New loans advanced to firms in distress will be cleared ahead of other obligations, new Bill proposes, as the State moves to encourage lending to insolvent firms.
The Statute Law (Miscellaneous Amendment) Bill 2019 wants debts contracted during the time a troubled company is under administration to be treated as priority payment ahead of pre-existing liabilities.
It seeks to include loans procured by an administrator of a distressed firm among liabilities which should be cleared ahead of others after his term ends.
The proposed amendments will see “amount payable in respect of a debt or liability arising out of a contract entered into by the former administrator” extended to a “loan or other credit or finance facility for the benefit of the company and continuation of any business of the company”.
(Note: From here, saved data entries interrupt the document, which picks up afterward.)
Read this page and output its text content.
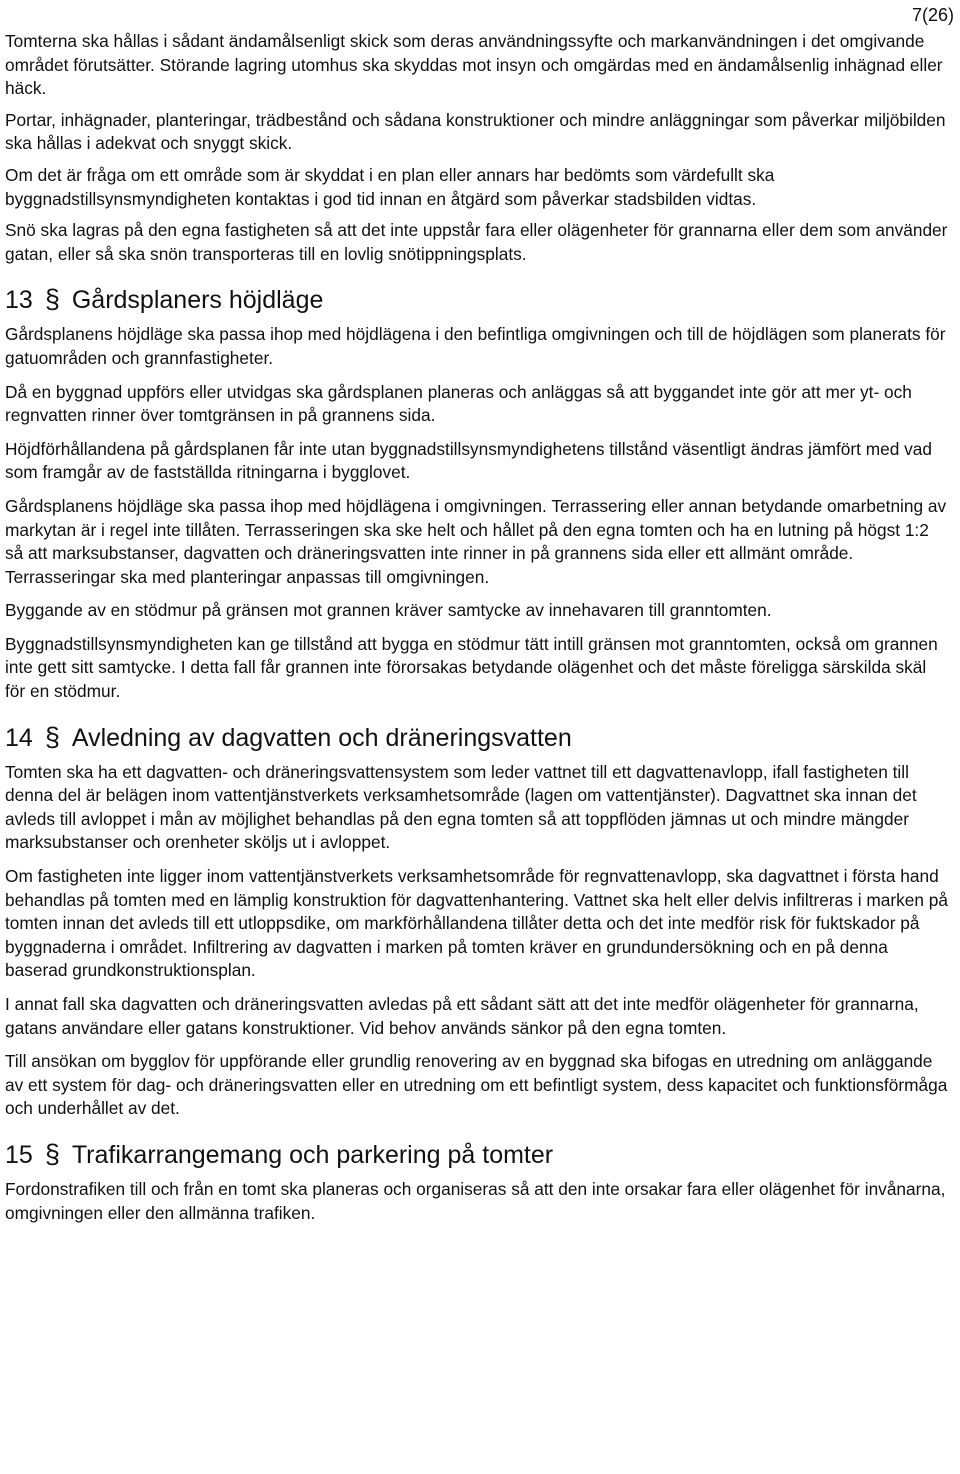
7(26)

Tomterna ska hållas i sådant ändamålsenligt skick som deras användningssyfte och markanvändningen i det omgivande området förutsätter. Störande lagring utomhus ska skyddas mot insyn och omgärdas med en ändamålsenlig inhägnad eller häck.

Portar, inhägnader, planteringar, trädbestånd och sådana konstruktioner och mindre anläggningar som påverkar miljöbilden ska hållas i adekvat och snyggt skick.

Om det är fråga om ett område som är skyddat i en plan eller annars har bedömts som värdefullt ska byggnadstillsynsmyndigheten kontaktas i god tid innan en åtgärd som påverkar stadsbilden vidtas.

Snö ska lagras på den egna fastigheten så att det inte uppstår fara eller olägenheter för grannarna eller dem som använder gatan, eller så ska snön transporteras till en lovlig snötippningsplats.

13 § Gårdsplaners höjdläge

Gårdsplanens höjdläge ska passa ihop med höjdlägena i den befintliga omgivningen och till de höjdlägen som planerats för gatuområden och grannfastigheter.

Då en byggnad uppförs eller utvidgas ska gårdsplanen planeras och anläggas så att byggandet inte gör att mer yt- och regnvatten rinner över tomtgränsen in på grannens sida.

Höjdförhållandena på gårdsplanen får inte utan byggnadstillsynsmyndighetens tillstånd väsentligt ändras jämfört med vad som framgår av de fastställda ritningarna i bygglovet.

Gårdsplanens höjdläge ska passa ihop med höjdlägena i omgivningen. Terrassering eller annan betydande omarbetning av markytan är i regel inte tillåten. Terrasseringen ska ske helt och hållet på den egna tomten och ha en lutning på högst 1:2 så att marksubstanser, dagvatten och dräneringsvatten inte rinner in på grannens sida eller ett allmänt område. Terrasseringar ska med planteringar anpassas till omgivningen.

Byggande av en stödmur på gränsen mot grannen kräver samtycke av innehavaren till granntomten.

Byggnadstillsynsmyndigheten kan ge tillstånd att bygga en stödmur tätt intill gränsen mot granntomten, också om grannen inte gett sitt samtycke. I detta fall får grannen inte förorsakas betydande olägenhet och det måste föreligga särskilda skäl för en stödmur.

14 § Avledning av dagvatten och dräneringsvatten

Tomten ska ha ett dagvatten- och dräneringsvattensystem som leder vattnet till ett dagvattenavlopp, ifall fastigheten till denna del är belägen inom vattentjänstverkets verksamhetsområde (lagen om vattentjänster). Dagvattnet ska innan det avleds till avloppet i mån av möjlighet behandlas på den egna tomten så att toppflöden jämnas ut och mindre mängder marksubstanser och orenheter sköljs ut i avloppet.

Om fastigheten inte ligger inom vattentjänstverkets verksamhetsområde för regnvattenavlopp, ska dagvattnet i första hand behandlas på tomten med en lämplig konstruktion för dagvattenhantering. Vattnet ska helt eller delvis infiltreras i marken på tomten innan det avleds till ett utloppsdike, om markförhållandena tillåter detta och det inte medför risk för fuktskador på byggnaderna i området. Infiltrering av dagvatten i marken på tomten kräver en grundundersökning och en på denna baserad grundkonstruktionsplan.

I annat fall ska dagvatten och dräneringsvatten avledas på ett sådant sätt att det inte medför olägenheter för grannarna, gatans användare eller gatans konstruktioner. Vid behov används sänkor på den egna tomten.

Till ansökan om bygglov för uppförande eller grundlig renovering av en byggnad ska bifogas en utredning om anläggande av ett system för dag- och dräneringsvatten eller en utredning om ett befintligt system, dess kapacitet och funktionsförmåga och underhållet av det.

15 § Trafikarrangemang och parkering på tomter

Fordonstrafiken till och från en tomt ska planeras och organiseras så att den inte orsakar fara eller olägenhet för invånarna, omgivningen eller den allmänna trafiken.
The Industry and Trade ministry is seeking the changes through proposed amendment to Section 615(4) of the Insolvency Act 2015 now before the National Assembly.
The proposal could boost the confidence of commercial banks and other creditors in supporting recovery strategy of an insolvent company under administration.
The Insolvency Act, 2015 gives financially-distressed firms a chance to be rescued as they continue to operate as opposed to the earlier practice of abruptly killing them under the previous legal regime.
The law cushions such firms from other legal processes from creditors and others such as landlords unless they obtain consent from administrators and approval from the court.
The law has already come to the rescue of debt-laden retailer Nakumatt Holdings and ARM Cement by shielding them from creditors with liquidation now coming as a last resort after all recovery options have been exhausted.
The board of cash-strapped fashion retailer Deacons last November also resolved to put the publicly-traded firm under administration subject to complying with the provisions of the Insolvency Act.